The_Decryptor, on 13 February 2013 - 09:56, said:
This "bug" has been in WebKit for years now, and they have no plans to fix it.
If WebKit becomes the "reference implementation" does that mean it should be part of the CSS spec?
I don't think you understand what web would gain if everyone switched to webkit.. actually I think Chromium is better because it's using V8 for Javascript and it's using Chromium Webkit API to render Webkit content fine. And it's open source too.
When big guys join up (like Opera now) and hopefully Mozilla and Microsoft everyone would be contributing to the Webkit/Chromium code (whichever it is).
This would do several things;
1. Rapidly bring innovation and ubiquity among browsers.. new features would be matter of months to simply add and they would be immediately available on all other browsers.
2. Instead of writing 15 lines of CSS code and use polyfills and other garbage to work across browsers standards based stuff would just work the same on all browsers (including CSS)
3. Tools for animations, development would get into a second renaissance since Flash. Adobe and others could build awesome tools without worrying and generating kilobytes of code just to make simplest thing work on all browsers which in return makes it very hard to make good tools.
Right now, it's a mess and it's really killing the web as long as we have "Works exclusively with IE10" or "Works with Chrome" or whatever.. you wouldn't see that problem if they all agreed on one standards based, open source, browser engine.

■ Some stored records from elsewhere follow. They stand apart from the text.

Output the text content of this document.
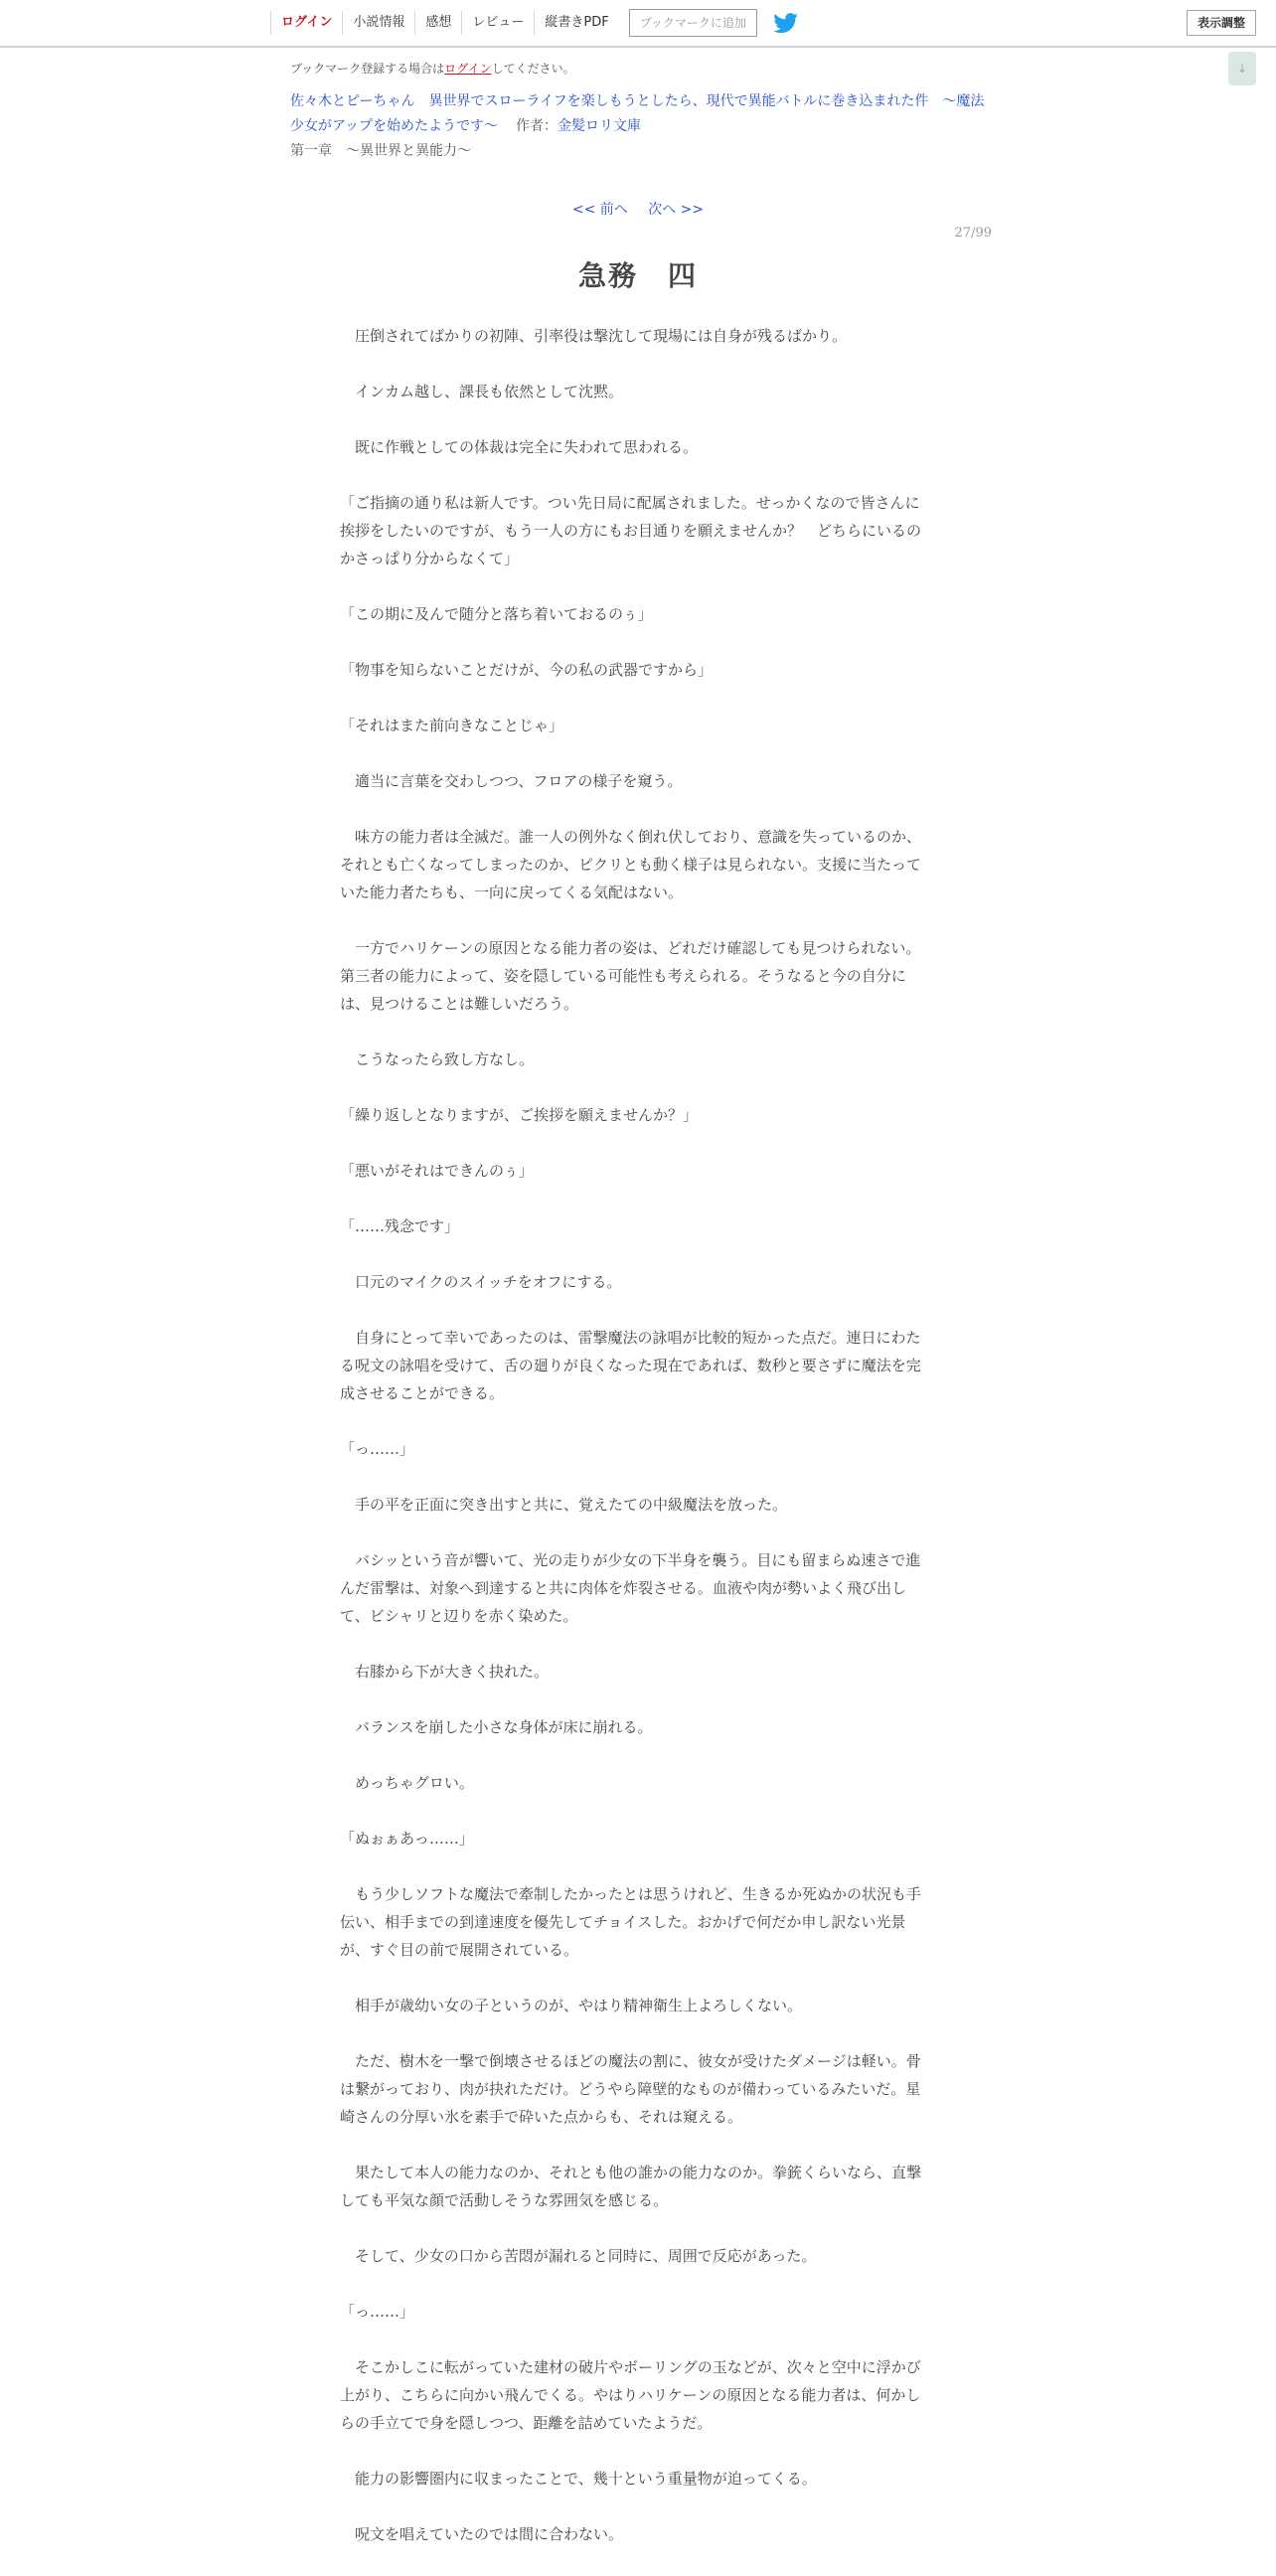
ログイン	小説情報	感想	レビュー	縦書きPDF	ブックマークに追加	表示調整
↓
ブックマーク登録する場合はログインしてください。
佐々木とピーちゃん　異世界でスローライフを楽しもうとしたら、現代で異能バトルに巻き込まれた件　～魔法少女がアップを始めたようです～ 作者：金髪ロリ文庫
第一章　～異世界と異能力～
<< 前へ 次へ >>
27/99
急務　四

　圧倒されてばかりの初陣、引率役は撃沈して現場には自身が残るばかり。

　インカム越し、課長も依然として沈黙。

　既に作戦としての体裁は完全に失われて思われる。

「ご指摘の通り私は新人です。つい先日局に配属されました。せっかくなので皆さんに挨拶をしたいのですが、もう一人の方にもお目通りを願えませんか？　どちらにいるのかさっぱり分からなくて」

「この期に及んで随分と落ち着いておるのぅ」

「物事を知らないことだけが、今の私の武器ですから」

「それはまた前向きなことじゃ」

　適当に言葉を交わしつつ、フロアの様子を窺う。

　味方の能力者は全滅だ。誰一人の例外なく倒れ伏しており、意識を失っているのか、それとも亡くなってしまったのか、ピクリとも動く様子は見られない。支援に当たっていた能力者たちも、一向に戻ってくる気配はない。

　一方でハリケーンの原因となる能力者の姿は、どれだけ確認しても見つけられない。第三者の能力によって、姿を隠している可能性も考えられる。そうなると今の自分には、見つけることは難しいだろう。

　こうなったら致し方なし。

「繰り返しとなりますが、ご挨拶を願えませんか？」

「悪いがそれはできんのぅ」

「……残念です」

　口元のマイクのスイッチをオフにする。

　自身にとって幸いであったのは、雷撃魔法の詠唱が比較的短かった点だ。連日にわたる呪文の詠唱を受けて、舌の廻りが良くなった現在であれば、数秒と要さずに魔法を完成させることができる。

「っ……」

　手の平を正面に突き出すと共に、覚えたての中級魔法を放った。

　バシッという音が響いて、光の走りが少女の下半身を襲う。目にも留まらぬ速さで進んだ雷撃は、対象へ到達すると共に肉体を炸裂させる。血液や肉が勢いよく飛び出して、ビシャリと辺りを赤く染めた。

　右膝から下が大きく抉れた。

　バランスを崩した小さな身体が床に崩れる。

　めっちゃグロい。

「ぬぉぁあっ……」

　もう少しソフトな魔法で牽制したかったとは思うけれど、生きるか死ぬかの状況も手伝い、相手までの到達速度を優先してチョイスした。おかげで何だか申し訳ない光景が、すぐ目の前で展開されている。

　相手が歳幼い女の子というのが、やはり精神衛生上よろしくない。

　ただ、樹木を一撃で倒壊させるほどの魔法の割に、彼女が受けたダメージは軽い。骨は繋がっており、肉が抉れただけ。どうやら障壁的なものが備わっているみたいだ。星崎さんの分厚い氷を素手で砕いた点からも、それは窺える。

　果たして本人の能力なのか、それとも他の誰かの能力なのか。拳銃くらいなら、直撃しても平気な顔で活動しそうな雰囲気を感じる。

　そして、少女の口から苦悶が漏れると同時に、周囲で反応があった。

「っ……」

　そこかしこに転がっていた建材の破片やボーリングの玉などが、次々と空中に浮かび上がり、こちらに向かい飛んでくる。やはりハリケーンの原因となる能力者は、何かしらの手立てで身を隠しつつ、距離を詰めていたようだ。

　能力の影響圏内に収まったことで、幾十という重量物が迫ってくる。

　呪文を唱えていたのでは間に合わない。
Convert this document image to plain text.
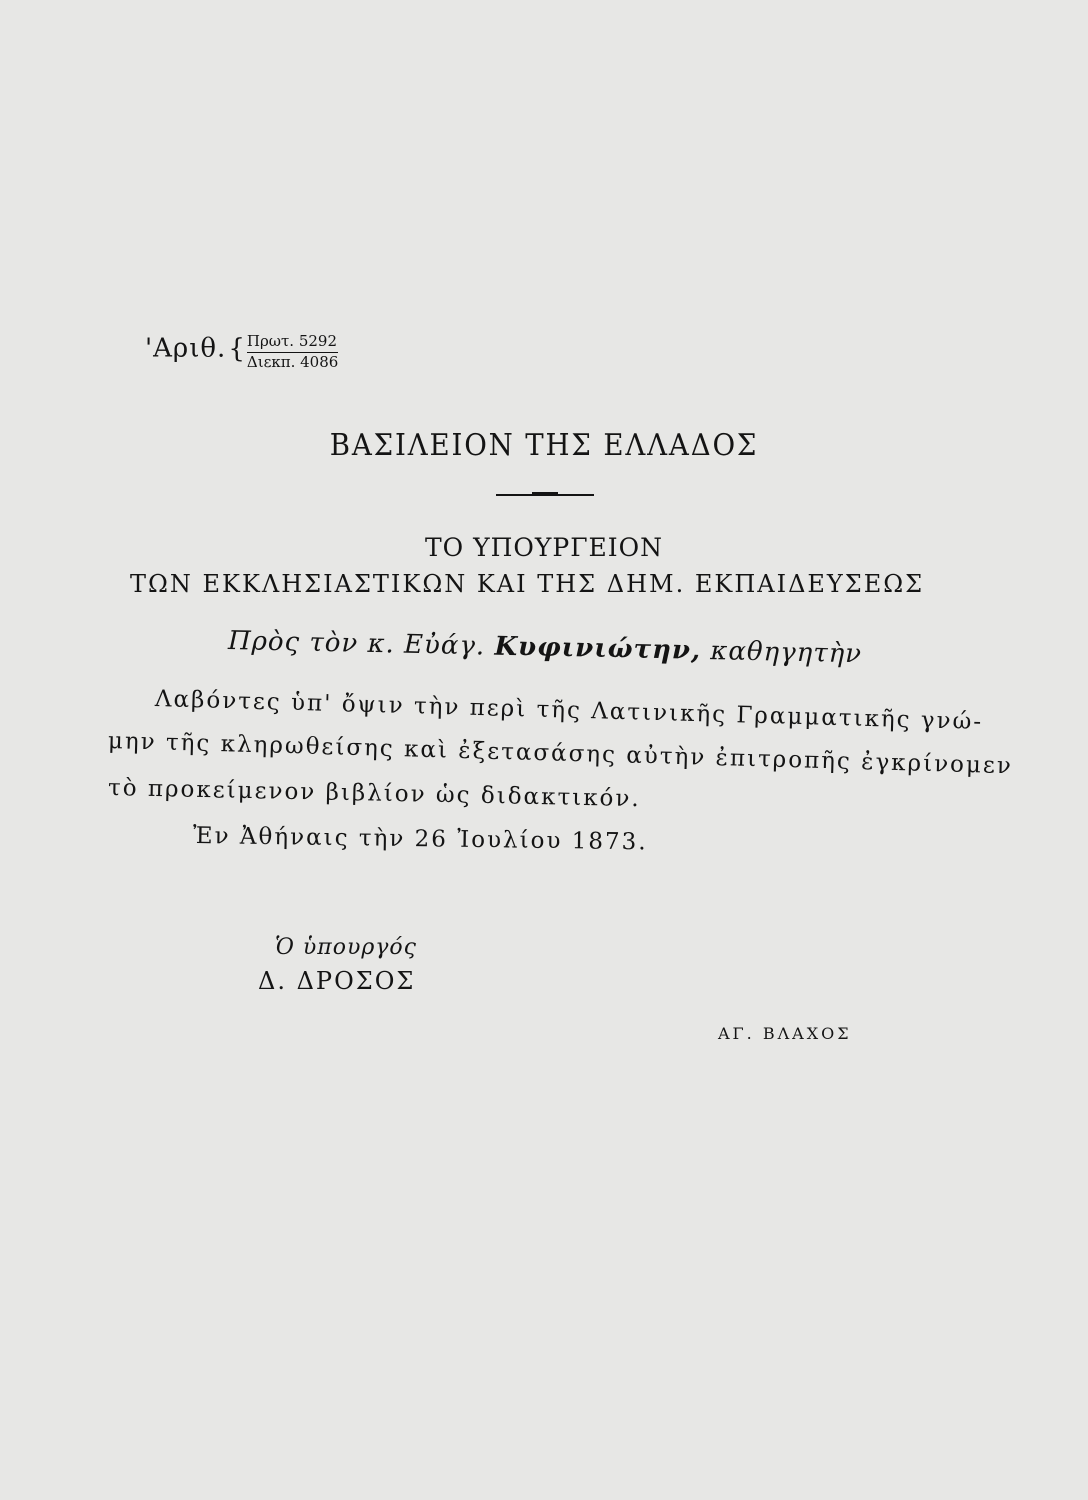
'Αριθ.{ Πρωτ. 5292
Διεκπ. 4086
ΒΑΣΙΛΕΙΟΝ ΤΗΣ ΕΛΛΑΔΟΣ
ΤΟ ΥΠΟΥΡΓΕΙΟΝ
ΤΩΝ ΕΚΚΛΗΣΙΑΣΤΙΚΩΝ ΚΑΙ ΤΗΣ ΔΗΜ. ΕΚΠΑΙΔΕΥΣΕΩΣ
Πρὸς τὸν κ. Εὐάγ. Κυφινιώτην, καθηγητὴν
Λαβόντες ὑπ' ὄψιν τὴν περὶ τῆς Λατινικῆς Γραμματικῆς γνώ-
μην τῆς κληρωθείσης καὶ ἐξετασάσης αὐτὴν ἐπιτροπῆς ἐγκρίνομεν
τὸ προκείμενον βιβλίον ὡς διδακτικόν.
Ἐν Ἀθήναις τὴν 26 Ἰουλίου 1873.
Ὁ ὑπουργός
Δ. ΔΡΟΣΟΣ
ΑΓ. ΒΛΑΧΟΣ
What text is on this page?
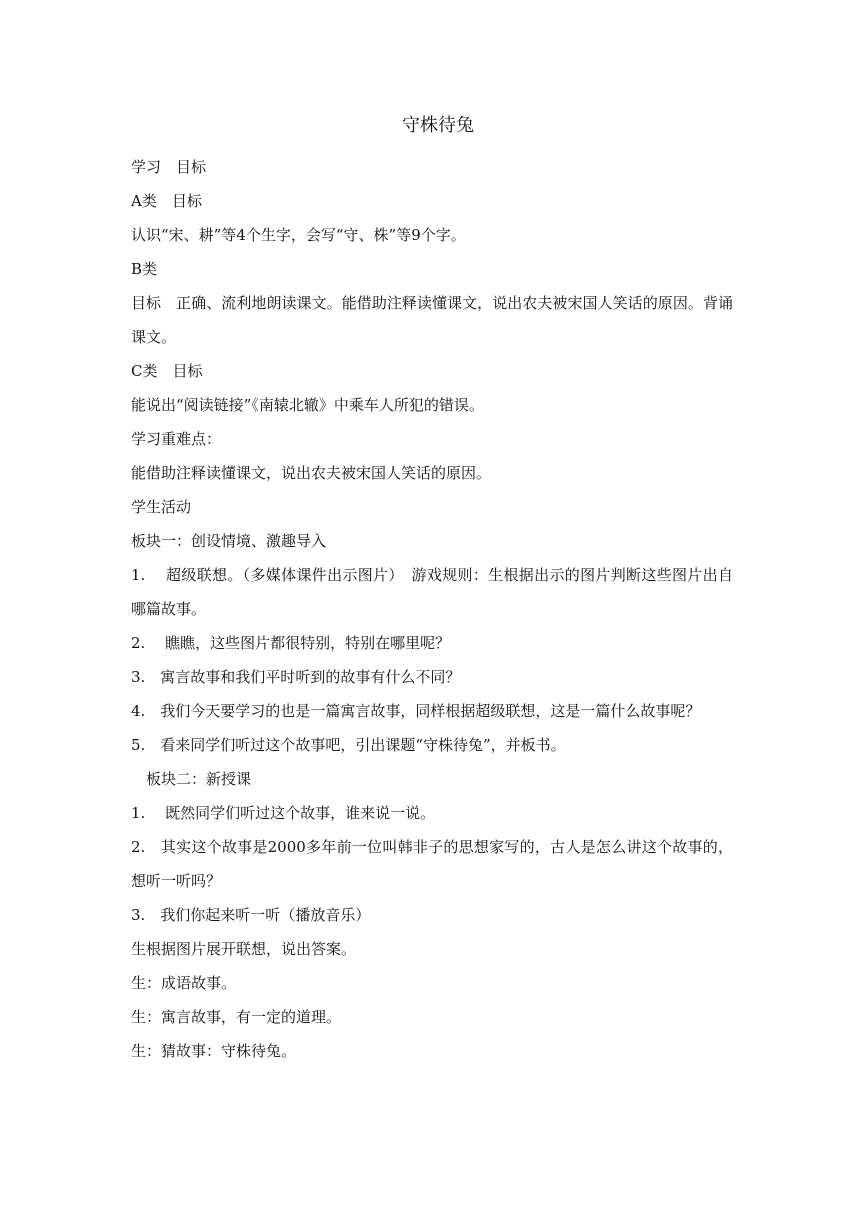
守株待兔

学习　目标

A类　目标

认识“宋、耕”等4个生字，会写“守、株”等9个字。

B类

目标　正确、流利地朗读课文。能借助注释读懂课文，说出农夫被宋国人笑话的原因。背诵课文。

C类　目标

能说出“阅读链接”《南辕北辙》中乘车人所犯的错误。

学习重难点：

能借助注释读懂课文，说出农夫被宋国人笑话的原因。

学生活动

板块一：创设情境、激趣导入

1.　 超级联想。（多媒体课件出示图片）　游戏规则：生根据出示的图片判断这些图片出自哪篇故事。

2.　 瞧瞧，这些图片都很特别，特别在哪里呢？

3.　寓言故事和我们平时听到的故事有什么不同？

4.　我们今天要学习的也是一篇寓言故事，同样根据超级联想，这是一篇什么故事呢？

5.　看来同学们听过这个故事吧，引出课题“守株待兔”，并板书。

板块二：新授课

1.　 既然同学们听过这个故事，谁来说一说。

2.　其实这个故事是2000多年前一位叫韩非子的思想家写的，古人是怎么讲这个故事的，想听一听吗？

3.　我们你起来听一听（播放音乐）

生根据图片展开联想，说出答案。

生：成语故事。

生：寓言故事，有一定的道理。

生：猜故事：守株待兔。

Listen, the bottom line is this, web browser makers need to concentrate on bringing BROWSING features to their browsers and make them better, not to make everyone's lives a nightmare because they have their politics and are trying to dominate the browser market as that equals power on the web. So we get 5 different VMs, even Javascript incompatibilities ECMAScript 6 has been in development for a long time now and it's still like 5-10 years from actually replacing ECMAScript 5, we get prefixes, we get polyfills nonsense, we get specific IE extensions for Windows and everybody is trying to say how they are going to follow standards but they really don't.
I have no plan on waiting for next HTML improvements for another decade because of their own greed and desire for power. It's time they wake up and follow Opera.